Essentially, the hirer must satisfy all three parts of the ABC Test in order to prove that an individual is a genuine independent contractor.
The criteria in ABC Test (as contained in AB5) can be set out as follows:
(A) The person is free from the control and direction of the hiring entity in connection with the performance of the work, both under the contract for the performance of the work and in fact.
(B) The person performs work that is outside the usual course of the hiring entity’s business.
(C) The person is customarily engaged in an independently established trade, occupation, or business of the same nature as that involved in the work performed.

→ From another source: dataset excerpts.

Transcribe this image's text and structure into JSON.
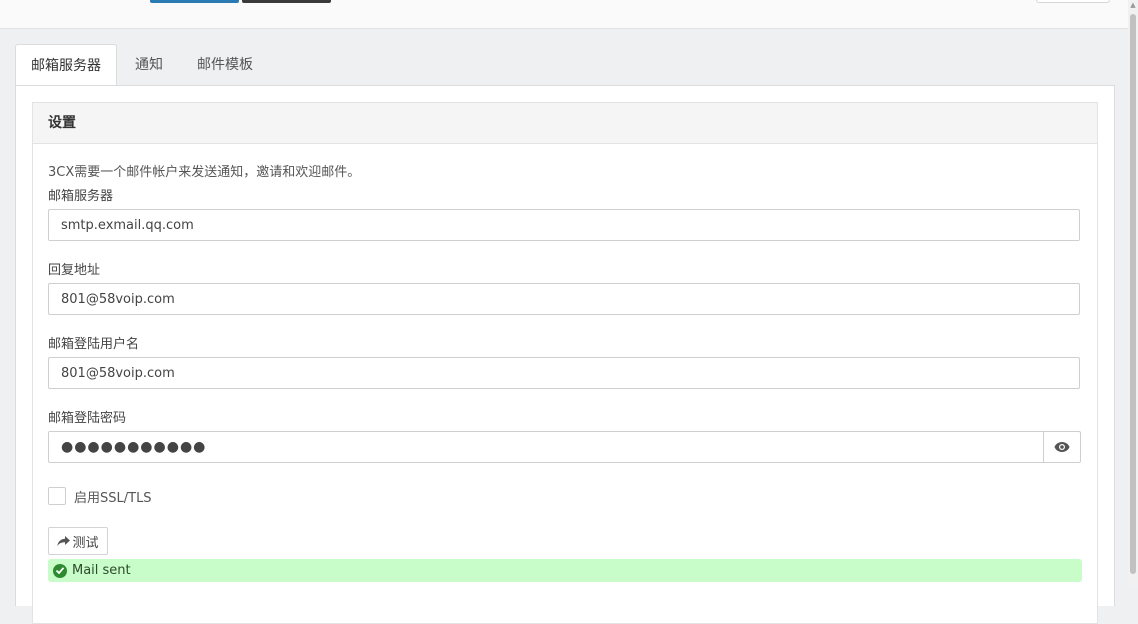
{
  "tabs": [
    {
      "label": "邮箱服务器",
      "active": true
    },
    {
      "label": "通知",
      "active": false
    },
    {
      "label": "邮件模板",
      "active": false
    }
  ],
  "panel": {
    "title": "设置",
    "intro": "3CX需要一个邮件帐户来发送通知，邀请和欢迎邮件。"
  },
  "form": {
    "mail_server_label": "邮箱服务器",
    "mail_server_value": "smtp.exmail.qq.com",
    "reply_to_label": "回复地址",
    "reply_to_value": "801@58voip.com",
    "username_label": "邮箱登陆用户名",
    "username_value": "801@58voip.com",
    "password_label": "邮箱登陆密码",
    "password_value": "●●●●●●●●●●●",
    "ssl_label": "启用SSL/TLS",
    "ssl_checked": false
  },
  "actions": {
    "test_label": "测试"
  },
  "status": {
    "message": "Mail sent",
    "color": "#c8fcc8"
  },
  "icons": {
    "eye": "eye-icon",
    "share": "share-arrow-icon",
    "ok": "check-circle-icon"
  }
}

The Dynamex decision is regarded as a landmark judgement because it overturns the Borello Test which had been the leading precedent for determining employment status in California since the late 1980s (see S. G. Borello & Sons, Inc. v Department of Industrial Relations (1989) 48 Cal.3d 341).
In Dynamex, the Californian Supreme Court made the following statement:
“Although in some circumstances classification as an independent contractor may be advantageous to workers as well as to businesses, the risk that workers who should be treated as employees may be improperly misclassified as independent contractors is significant in light of the potentially substantial economic incentives that a business may have in mischaracterizing some workers as independent contractors. Such incentives include the unfair competitive advantage the business may obtain over competitors that properly classify similar workers as employees and that thereby assume the fiscal and other responsibilities and burdens that an employer owes to its employees.”
The Court noted, moreover, that:
“In recent years, the relevant regulatory agencies of both the federal and state governments have declared that the misclassification of workers as independent contractors rather than employees is a very serious problem, depriving federal and state governments of billions of dollars in tax revenue and millions of workers of the labor law protections to which they are entitled.”
A link to the Dynamex judgement can be found below:
Legislators in other US States (New Jersey and New York particularly) have expressed a desire to follow the Californian example and Democratic US presidential candidates, Bernie Sanders and Elizabeth Warren are strongly in favour of this type of law.
As you would expect in such a litigious society as the United States, AB5 has already been the subject of a legal challenge (which was unsuccessful). Predictably, Uber and another company, Postmates, were at the forefront of this action.
This legal challenge was hardly surprising, given that The Los Angeles Times reportedin August 2019 that Uber and Lyft intended to establish a campaigning fund worth $60 million to fight AB5.
So, even in the land of free enterprise, it would seem that not everyone wants to be their own boss and many people would, in fact, be more than happy to welcome the recognition of their status as employees.
That said, AB5 has, surprisingly, not met with the approval of every worker or potential employee. The California performing arts community has experienced problems with the new law, mainly because of its use of the term ‘fine artist’ which was not defined. Fine artists are exempt from the provisions of AB5, but who exactly is a fine artist? No one seems to be sure and The Los Angeles Times reported that one opera company had cancelled performances because they were unsure whether performers were to be classified as employees (with the additional costs that this would entail) or whether they were genuinely independent contractors.
Lorena Gonzalez, the Californian Assemblywoman who drafted AB5 said that a definition of the term was deliberately omitted from the law and that it the responsibility of the State’s Employment Development Department to clarify this issue.